Heureusement, la Direction avait tout prévu : des hordes de techniciens de garde, prêts à intervenir, pince-multifonction entre les dents, attendaient fébrilement les ordres (là, je ne vous cache pas qu’il y a eu quelques cafouillages : pour demander l’intervention d’un technicien, à l’époque, on téléphonait chez lui. Si la panne concernait le central dont dépendait son propre numéro, l’affaire devenait délicate. D’autant que la Direction n’avait pas prévu les pigeons voyageurs).

Il y avait donc eu une demi-heure de frénésie intense : hurlements des alarmes électriques, hurlements des usagers qui appelaient pour râler parce qu’il n’arrivaient pas à appeler le cousin Gilbert, et rires alcoolisés des petits malins qui parvenaient à téléphoner, eux : “allo ? On appelle pour dire qu’on pense à ceux qui bossent ! Bonne année les travailleurs !”…

A minuit et demi, le calme était revenu. Car le con est grégaire, mais pendant un temps très limité : son téléphone n’a d’intérêt pour lui qu’au cours du quart d’heure annuel où ça ne fonctionne pas. Exactement sept mois avant le jour où il partira en vacances, pour rejoindre tous ses frères en connerie, dans d’interminables bouchons sur l’A6. Sans ces repères spatio-temporels indispensables à son équilibre nerveux, le con s’étiole et perd cette agressivité pittoresque qui fait son charme.

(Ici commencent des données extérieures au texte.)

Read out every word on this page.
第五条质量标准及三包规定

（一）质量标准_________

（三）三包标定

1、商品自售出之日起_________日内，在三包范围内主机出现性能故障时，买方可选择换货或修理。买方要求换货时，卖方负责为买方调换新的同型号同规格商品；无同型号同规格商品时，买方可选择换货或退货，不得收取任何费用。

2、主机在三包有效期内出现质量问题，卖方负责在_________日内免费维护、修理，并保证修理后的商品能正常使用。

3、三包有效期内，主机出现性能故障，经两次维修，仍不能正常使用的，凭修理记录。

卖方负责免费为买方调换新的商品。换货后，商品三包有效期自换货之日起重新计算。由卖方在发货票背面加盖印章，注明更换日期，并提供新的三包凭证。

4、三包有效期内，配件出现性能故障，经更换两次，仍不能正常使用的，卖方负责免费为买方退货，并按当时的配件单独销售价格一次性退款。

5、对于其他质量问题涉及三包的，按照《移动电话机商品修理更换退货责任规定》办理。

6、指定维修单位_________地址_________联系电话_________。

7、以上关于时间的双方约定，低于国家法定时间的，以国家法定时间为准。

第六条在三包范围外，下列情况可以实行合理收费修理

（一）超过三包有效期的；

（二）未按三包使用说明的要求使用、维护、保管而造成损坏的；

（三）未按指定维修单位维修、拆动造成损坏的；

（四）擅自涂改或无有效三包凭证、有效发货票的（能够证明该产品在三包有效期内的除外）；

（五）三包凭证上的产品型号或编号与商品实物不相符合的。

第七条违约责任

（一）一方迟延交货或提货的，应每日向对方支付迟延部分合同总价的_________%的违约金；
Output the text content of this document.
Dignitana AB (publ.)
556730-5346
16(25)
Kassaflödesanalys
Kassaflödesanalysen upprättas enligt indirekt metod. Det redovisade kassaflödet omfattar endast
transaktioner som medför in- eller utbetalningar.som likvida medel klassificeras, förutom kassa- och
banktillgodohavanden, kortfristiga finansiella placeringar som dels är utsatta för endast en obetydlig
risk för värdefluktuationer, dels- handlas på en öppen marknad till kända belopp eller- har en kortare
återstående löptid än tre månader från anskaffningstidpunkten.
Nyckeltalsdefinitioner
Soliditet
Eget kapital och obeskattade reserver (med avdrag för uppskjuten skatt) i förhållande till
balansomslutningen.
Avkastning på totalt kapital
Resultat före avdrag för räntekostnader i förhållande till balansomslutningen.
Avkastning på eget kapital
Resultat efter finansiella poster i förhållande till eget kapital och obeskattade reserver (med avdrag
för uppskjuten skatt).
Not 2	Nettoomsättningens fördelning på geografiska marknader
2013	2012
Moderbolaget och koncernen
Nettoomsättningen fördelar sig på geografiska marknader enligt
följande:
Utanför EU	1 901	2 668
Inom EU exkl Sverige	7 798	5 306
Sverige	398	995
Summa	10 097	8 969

Bref. La soirée avait retrouvé une ambiance austère que n’aurait pas reniée un mormon dépressif quand, tout à coup, mon poste sonna. C’était une voix chevrotante, une toute petite voix usée jusqu’à la corde :

- Bonne année, Monsieur !
- Merci, Madame. Bonne année à vous !
- Ah… J’aurais tellement aimé qu’on me téléphone pour me souhaiter la bonne année…
- Je comprends, Madame. Mais il ne faut pas désespérer. Quelqu’un va sans doute vous appeler.
- Ca m’étonnerait. Je suis toute seule, vous savez !

Evidemment, Bourru-mais-Bourru a bien voulu faire le numéro que je lui donnais pour souhaiter une bonne année à la vieille dame.

Moi, j’ai pensé que c’était bizarre, d’attendre minuit avant d’aller se coucher, la nuit de la Saint-Sylvestre, même quand on sait que personne ne vous appellera. Et j’ai imaginé que la vieille dame avait trompé sa solitude en regardant Michel Drucker.

J’ose à peine l’avouer, mais depuis, chaque 31 décembre, j’ai une pensée presque amicale pour les animateurs de télévision.